Atmosfera rodzinna, obsługa (przemiła) , jedzenie (przepyszne), czyste pokoje, super masaże z hammam (choć dodatkowo płatne,ale warto)
Hotel do lekkiego liftingu, słaba znajomość języka angielskiego przez obsługę
Tragedia!!! Najgorszy hotel w jakim kiedykolwiek byłam. Począwszy od lokalizacji...zaraz za murem były łąki i pastwiska dla owiec, które wieczorami zaganiane były do stojącej tam obory. Każdego wieczora podczas kolacji towarzyszył nam potworny smród od tych zwierzątek. Pokój nienajgorszy aczkolwiek średnio dokładnie sprzątany. W łazience tylko jakieś badziewne mydło w płynie w średnio ładnym pojemniku. Posiłki to chyba największa porażka. Bardzo mały wybór. Małe ilości.
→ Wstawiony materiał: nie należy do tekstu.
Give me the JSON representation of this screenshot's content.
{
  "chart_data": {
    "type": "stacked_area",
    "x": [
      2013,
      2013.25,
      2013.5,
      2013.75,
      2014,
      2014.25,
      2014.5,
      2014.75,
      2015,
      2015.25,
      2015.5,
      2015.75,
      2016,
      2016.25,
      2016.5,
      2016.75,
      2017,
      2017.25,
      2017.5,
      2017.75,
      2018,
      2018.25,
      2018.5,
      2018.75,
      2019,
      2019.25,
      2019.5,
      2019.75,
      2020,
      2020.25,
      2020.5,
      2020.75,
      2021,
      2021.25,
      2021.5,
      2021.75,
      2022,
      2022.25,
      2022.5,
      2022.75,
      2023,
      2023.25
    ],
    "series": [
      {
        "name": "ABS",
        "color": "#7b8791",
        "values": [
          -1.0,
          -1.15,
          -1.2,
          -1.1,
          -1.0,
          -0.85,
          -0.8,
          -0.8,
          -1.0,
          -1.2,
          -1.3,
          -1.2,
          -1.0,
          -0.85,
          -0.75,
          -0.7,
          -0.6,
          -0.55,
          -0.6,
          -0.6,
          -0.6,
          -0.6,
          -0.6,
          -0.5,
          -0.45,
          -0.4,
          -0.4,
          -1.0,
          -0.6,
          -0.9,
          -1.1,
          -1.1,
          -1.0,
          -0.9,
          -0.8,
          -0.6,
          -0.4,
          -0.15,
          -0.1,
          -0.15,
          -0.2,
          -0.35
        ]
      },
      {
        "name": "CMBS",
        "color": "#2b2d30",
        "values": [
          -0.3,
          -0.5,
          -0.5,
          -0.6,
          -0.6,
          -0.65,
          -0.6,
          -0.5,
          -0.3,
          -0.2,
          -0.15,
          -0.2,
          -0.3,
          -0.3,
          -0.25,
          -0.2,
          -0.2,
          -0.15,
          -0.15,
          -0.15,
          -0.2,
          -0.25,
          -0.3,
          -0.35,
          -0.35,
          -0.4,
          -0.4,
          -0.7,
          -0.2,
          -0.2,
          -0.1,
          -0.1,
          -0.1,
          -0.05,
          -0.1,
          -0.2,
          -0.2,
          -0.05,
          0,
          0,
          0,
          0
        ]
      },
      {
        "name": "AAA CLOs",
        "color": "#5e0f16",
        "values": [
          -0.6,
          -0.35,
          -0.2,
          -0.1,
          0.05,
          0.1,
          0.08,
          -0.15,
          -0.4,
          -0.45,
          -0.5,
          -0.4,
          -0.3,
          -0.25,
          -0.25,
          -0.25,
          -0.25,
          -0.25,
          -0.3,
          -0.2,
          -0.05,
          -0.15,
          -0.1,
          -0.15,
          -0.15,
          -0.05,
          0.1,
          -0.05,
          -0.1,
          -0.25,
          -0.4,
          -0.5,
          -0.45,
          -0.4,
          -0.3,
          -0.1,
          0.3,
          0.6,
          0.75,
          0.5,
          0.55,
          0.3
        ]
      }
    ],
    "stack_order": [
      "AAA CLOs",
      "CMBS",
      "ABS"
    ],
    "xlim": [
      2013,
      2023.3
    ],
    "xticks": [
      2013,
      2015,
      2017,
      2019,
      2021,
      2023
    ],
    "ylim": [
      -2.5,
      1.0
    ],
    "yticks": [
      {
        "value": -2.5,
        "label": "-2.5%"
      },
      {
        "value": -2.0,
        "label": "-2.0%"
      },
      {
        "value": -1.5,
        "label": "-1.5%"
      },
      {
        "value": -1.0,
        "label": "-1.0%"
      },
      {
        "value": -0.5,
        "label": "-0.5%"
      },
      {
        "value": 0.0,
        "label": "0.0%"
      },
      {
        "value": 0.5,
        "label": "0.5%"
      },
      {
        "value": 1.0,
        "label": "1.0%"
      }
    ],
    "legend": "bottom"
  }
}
Posiłki nawet nie były podpisane(chociaż to akurat drobiazg) Jak coś się kończyło, to nie było dokładane. Czasami trzeba było upominać się o owoce lub ciastka(które były traktowane jako przekąska po obiedzie) i wtedy zostały przyniesione w niewielkiej ilości z kuchni. Soki z automatu były obrzydliwe. Jedyny plus to napoje gazowane lane z butelek. Do plaży był spory kawałek. Niestety była zaniedbana i oczywiście bar nieczynny. W hotelu nie było żadnych atrakcji, żadnych animacji. Muzyka wieczorem była wyłączana, bo staruszki niemieckie już szły spać. Hotel na pewno nie zasługuje na 4 gwiazdki. Nadaje się jedynie dla staruszków, nudziarzy, albo tych którzy cały czas chcą jeździć i zwiedzać. Na szczęście po 3 dniach rezydentce udało się przenieść nas do innego hotelu....o niebo lepszego. Jedyną zaletą była niewielka ilość gości, więc nie było walki o leżaki przy basenie.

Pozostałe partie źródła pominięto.